Mental health disorders occur in one in eight children and young people [1].The most common problems are internalising disorders such as anxiety and depression, with rates highest in females aged between 16 and 19 [1]. At present, only one in four young people with difficulties within a clinical threshold will seek support from specialist Child and Adolescent Mental Health Services (CAMHS) [1]. Furthermore, of those young people and families who are referred to CAMHS, one in four were not accepted into treatment [2]. Demand outstrips supply to such an extent that some CAMHS services set their acceptance thresholds based on imminent risk to self or others, leaving many young people with treatable mental health conditions unable to access CAMHS or facing extra-ordinary waiting times [3].
Past research has focused on barriers to CAMHS access, which include demographic factors, including ethnicity, and indicators of social vulnerability, for example social care or youth justice service contact [4–6]. Peer, family and self-stigma, limited contact with adult caregivers who recognise mental need [7] and a lack of awareness to navigate the supportive services [8], are also known to prevent young people from seeking appropriate help. As these findings suggest, drivers of help-seeking do not just appear to relate to mental health symptom severity but also other contextual burdens that a young person is exposed to.
It is also possible that not all children, with mental health symptoms, who meet clinical disorders thresholds, have unmet needs. Those with a sufficiently positive quality of life – those with good home, school, social lives and a sense of autonomy - may experience much lower impact from their symptoms [9]. For example, some children and young people may be able to manage their mental health challenges and maintain quality of life either through self-management or support from family or other supportive adults/peers, charities and online tools [1, 10].
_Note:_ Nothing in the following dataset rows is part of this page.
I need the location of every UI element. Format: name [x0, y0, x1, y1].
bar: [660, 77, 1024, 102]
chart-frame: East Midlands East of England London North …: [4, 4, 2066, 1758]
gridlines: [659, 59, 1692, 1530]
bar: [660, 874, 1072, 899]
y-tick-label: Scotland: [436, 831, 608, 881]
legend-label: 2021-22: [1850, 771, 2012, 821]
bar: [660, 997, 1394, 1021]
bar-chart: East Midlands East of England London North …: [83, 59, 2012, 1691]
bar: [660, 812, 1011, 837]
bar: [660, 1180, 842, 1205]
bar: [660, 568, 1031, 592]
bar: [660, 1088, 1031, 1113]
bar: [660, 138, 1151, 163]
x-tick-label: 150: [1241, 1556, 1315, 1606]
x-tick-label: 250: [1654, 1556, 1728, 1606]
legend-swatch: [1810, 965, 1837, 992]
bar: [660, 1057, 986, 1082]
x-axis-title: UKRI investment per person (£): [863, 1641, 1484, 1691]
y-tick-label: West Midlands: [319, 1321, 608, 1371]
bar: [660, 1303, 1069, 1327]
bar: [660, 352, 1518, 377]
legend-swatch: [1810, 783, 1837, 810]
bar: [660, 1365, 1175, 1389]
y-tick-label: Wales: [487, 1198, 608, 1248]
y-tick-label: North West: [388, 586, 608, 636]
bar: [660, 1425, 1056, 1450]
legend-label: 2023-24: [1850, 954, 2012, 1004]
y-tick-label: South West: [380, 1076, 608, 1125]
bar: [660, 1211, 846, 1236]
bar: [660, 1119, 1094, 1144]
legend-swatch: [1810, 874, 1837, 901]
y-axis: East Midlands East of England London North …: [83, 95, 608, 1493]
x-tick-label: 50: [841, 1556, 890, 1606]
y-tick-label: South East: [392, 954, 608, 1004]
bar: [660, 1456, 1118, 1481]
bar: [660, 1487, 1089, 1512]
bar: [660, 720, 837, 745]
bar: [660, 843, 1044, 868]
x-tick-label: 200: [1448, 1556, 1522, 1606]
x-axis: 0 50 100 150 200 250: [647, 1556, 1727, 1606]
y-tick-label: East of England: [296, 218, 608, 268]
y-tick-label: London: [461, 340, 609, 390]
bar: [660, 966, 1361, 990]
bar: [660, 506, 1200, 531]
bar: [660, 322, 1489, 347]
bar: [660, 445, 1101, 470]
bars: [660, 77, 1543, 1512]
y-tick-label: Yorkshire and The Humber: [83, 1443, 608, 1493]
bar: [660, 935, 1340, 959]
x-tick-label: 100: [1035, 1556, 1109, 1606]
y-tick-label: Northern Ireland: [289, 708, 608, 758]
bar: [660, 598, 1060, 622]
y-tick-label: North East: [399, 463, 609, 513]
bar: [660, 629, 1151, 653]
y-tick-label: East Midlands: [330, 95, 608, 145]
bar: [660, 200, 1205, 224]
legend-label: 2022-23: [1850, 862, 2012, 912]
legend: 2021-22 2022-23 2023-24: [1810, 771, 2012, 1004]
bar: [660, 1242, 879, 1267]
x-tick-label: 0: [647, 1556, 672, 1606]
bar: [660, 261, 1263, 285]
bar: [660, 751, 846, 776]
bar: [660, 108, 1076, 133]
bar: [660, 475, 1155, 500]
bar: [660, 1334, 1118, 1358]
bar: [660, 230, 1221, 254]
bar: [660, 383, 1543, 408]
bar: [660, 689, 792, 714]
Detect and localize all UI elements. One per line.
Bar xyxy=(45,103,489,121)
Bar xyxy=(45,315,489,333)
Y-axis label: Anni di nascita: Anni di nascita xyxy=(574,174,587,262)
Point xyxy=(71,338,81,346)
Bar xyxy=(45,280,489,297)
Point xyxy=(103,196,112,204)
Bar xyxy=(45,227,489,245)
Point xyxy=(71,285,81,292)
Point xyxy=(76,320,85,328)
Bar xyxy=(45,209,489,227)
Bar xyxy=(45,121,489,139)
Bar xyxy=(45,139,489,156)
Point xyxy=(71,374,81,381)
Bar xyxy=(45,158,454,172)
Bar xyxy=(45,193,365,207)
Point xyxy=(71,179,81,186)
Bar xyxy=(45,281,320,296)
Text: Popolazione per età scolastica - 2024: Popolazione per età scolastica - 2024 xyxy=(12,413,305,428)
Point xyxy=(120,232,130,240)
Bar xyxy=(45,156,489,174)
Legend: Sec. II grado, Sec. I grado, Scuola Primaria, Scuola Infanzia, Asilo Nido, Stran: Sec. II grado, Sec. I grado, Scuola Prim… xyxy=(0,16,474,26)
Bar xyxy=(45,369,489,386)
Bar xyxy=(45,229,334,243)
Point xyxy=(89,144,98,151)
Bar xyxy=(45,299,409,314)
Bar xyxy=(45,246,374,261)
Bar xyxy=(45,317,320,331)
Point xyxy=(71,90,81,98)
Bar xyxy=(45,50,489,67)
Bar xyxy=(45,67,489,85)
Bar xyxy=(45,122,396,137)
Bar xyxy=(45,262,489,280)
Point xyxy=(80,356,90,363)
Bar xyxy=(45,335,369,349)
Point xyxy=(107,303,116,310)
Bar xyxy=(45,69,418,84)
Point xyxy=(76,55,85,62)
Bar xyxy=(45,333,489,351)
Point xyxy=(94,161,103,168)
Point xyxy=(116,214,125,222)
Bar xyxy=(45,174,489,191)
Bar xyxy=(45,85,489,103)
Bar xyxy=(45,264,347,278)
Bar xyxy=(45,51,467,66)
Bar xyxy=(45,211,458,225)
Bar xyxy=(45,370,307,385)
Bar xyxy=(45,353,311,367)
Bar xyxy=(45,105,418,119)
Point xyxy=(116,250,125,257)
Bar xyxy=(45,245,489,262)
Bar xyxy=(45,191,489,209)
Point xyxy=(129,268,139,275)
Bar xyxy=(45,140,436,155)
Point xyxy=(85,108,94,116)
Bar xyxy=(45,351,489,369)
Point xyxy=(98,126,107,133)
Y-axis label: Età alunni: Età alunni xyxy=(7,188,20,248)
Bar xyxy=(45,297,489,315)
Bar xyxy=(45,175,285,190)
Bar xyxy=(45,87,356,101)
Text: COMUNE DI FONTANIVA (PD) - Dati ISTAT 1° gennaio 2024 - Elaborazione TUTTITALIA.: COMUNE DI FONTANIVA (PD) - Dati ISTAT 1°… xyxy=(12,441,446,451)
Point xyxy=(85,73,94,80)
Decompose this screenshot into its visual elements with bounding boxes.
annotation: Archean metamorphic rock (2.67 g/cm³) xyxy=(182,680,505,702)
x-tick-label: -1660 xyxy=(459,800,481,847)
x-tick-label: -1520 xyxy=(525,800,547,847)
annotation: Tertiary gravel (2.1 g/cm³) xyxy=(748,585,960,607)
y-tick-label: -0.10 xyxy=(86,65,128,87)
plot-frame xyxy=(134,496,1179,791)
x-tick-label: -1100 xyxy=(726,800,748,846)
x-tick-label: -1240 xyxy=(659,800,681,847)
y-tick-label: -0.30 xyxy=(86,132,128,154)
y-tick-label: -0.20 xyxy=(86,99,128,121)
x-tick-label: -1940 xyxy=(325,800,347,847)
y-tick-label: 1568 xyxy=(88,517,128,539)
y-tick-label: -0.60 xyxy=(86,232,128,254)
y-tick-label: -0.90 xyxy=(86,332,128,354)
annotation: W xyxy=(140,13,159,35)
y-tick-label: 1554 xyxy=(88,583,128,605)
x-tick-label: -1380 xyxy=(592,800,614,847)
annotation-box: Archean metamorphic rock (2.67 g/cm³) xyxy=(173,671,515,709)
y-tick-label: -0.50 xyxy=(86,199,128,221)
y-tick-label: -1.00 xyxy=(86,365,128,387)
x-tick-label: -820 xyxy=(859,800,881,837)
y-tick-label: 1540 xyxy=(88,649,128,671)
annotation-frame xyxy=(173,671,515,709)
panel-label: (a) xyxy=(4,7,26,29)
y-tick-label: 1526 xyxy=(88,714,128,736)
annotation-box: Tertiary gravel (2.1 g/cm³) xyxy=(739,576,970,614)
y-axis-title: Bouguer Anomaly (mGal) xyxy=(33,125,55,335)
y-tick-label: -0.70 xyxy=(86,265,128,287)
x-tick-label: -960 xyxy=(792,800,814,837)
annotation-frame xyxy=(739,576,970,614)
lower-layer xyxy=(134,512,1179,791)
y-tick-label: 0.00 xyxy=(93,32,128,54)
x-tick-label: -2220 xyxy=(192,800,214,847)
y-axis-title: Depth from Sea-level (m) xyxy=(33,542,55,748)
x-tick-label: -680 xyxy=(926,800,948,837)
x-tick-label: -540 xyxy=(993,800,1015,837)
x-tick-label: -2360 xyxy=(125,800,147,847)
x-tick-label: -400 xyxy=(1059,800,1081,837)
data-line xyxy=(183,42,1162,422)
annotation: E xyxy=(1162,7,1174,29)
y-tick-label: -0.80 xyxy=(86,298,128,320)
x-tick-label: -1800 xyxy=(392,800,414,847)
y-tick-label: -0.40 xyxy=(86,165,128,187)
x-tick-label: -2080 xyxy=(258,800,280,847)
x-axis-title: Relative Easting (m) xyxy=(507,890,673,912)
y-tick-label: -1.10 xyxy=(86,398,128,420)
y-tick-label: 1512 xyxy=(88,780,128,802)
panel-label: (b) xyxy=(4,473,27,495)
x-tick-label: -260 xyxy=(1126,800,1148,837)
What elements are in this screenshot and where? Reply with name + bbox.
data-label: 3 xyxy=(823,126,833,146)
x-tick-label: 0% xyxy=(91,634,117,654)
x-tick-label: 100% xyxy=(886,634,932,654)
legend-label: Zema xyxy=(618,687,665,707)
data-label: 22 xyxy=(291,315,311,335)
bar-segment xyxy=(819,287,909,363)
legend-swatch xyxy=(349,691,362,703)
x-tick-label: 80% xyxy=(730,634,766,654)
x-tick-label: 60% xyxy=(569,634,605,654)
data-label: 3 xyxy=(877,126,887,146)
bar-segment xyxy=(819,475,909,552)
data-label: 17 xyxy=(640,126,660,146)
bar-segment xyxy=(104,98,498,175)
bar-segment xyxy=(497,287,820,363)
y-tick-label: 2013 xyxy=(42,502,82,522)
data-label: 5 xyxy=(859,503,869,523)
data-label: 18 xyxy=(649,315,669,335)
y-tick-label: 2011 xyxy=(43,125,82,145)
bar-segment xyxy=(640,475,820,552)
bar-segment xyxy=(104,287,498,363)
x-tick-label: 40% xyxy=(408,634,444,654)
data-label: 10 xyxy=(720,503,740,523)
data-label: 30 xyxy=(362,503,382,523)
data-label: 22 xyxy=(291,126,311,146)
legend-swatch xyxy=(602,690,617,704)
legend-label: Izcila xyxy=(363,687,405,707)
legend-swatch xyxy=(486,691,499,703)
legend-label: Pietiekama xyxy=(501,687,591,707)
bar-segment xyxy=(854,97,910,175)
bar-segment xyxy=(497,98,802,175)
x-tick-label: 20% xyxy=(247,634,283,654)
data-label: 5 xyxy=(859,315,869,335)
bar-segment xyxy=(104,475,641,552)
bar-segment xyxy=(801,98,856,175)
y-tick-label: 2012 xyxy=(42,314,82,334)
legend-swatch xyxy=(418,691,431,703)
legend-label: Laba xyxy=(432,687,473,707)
At present, children and adolescent’s mental health problems have been largely examined using conventional symptom scales, for example Strengths and Difficulties Questionnaire (SDQ) as it is one of the most widely used measures in CAMHS [11, 12]. However, this emphasis on symptom scales has missed some important features of the mental health challenges that lead to contact with mental health services. In particular, less consideration has been given to the impact of mental health problems on day to day function and young people’s ability to derive meaning and enjoyment from life [13].
Furthermore, there has been little work conducted on how quality of life, especially young people’s self-rated quality of life, may relate to help seeking or the recognition of need by adult caregivers. A few longitudinal studies have examined mental health symptoms and environmental variables as predictors of adolescent rated quality of life, showing an expected association between both poorer family function, higher symptom severity and lower quality of life [14, 15]. However, as far we are aware, no studies have examined the longitudinal effect of quality of life on access to CAMHS that the conventional mental health difficulty measures may not capture, whilst taking into account other potential confounders including education attainment, school environment and family characteristics.
We aimed to address this limitation within this study. To do this, we used a population cohort study nested within a large-scale linkage between school and child mental health service administrative data. Using a historical cohort design, we examined longitudinal association between a young person’s self-reported quality of life (QoL) and a possible contact with CAMHS. We set out to estimate the strength of this relationship, whilst taking into account the severity of the young person’s mental health problems, and other potential confounders for CAMHS referral including ethnic, social-economic, social and educational factors.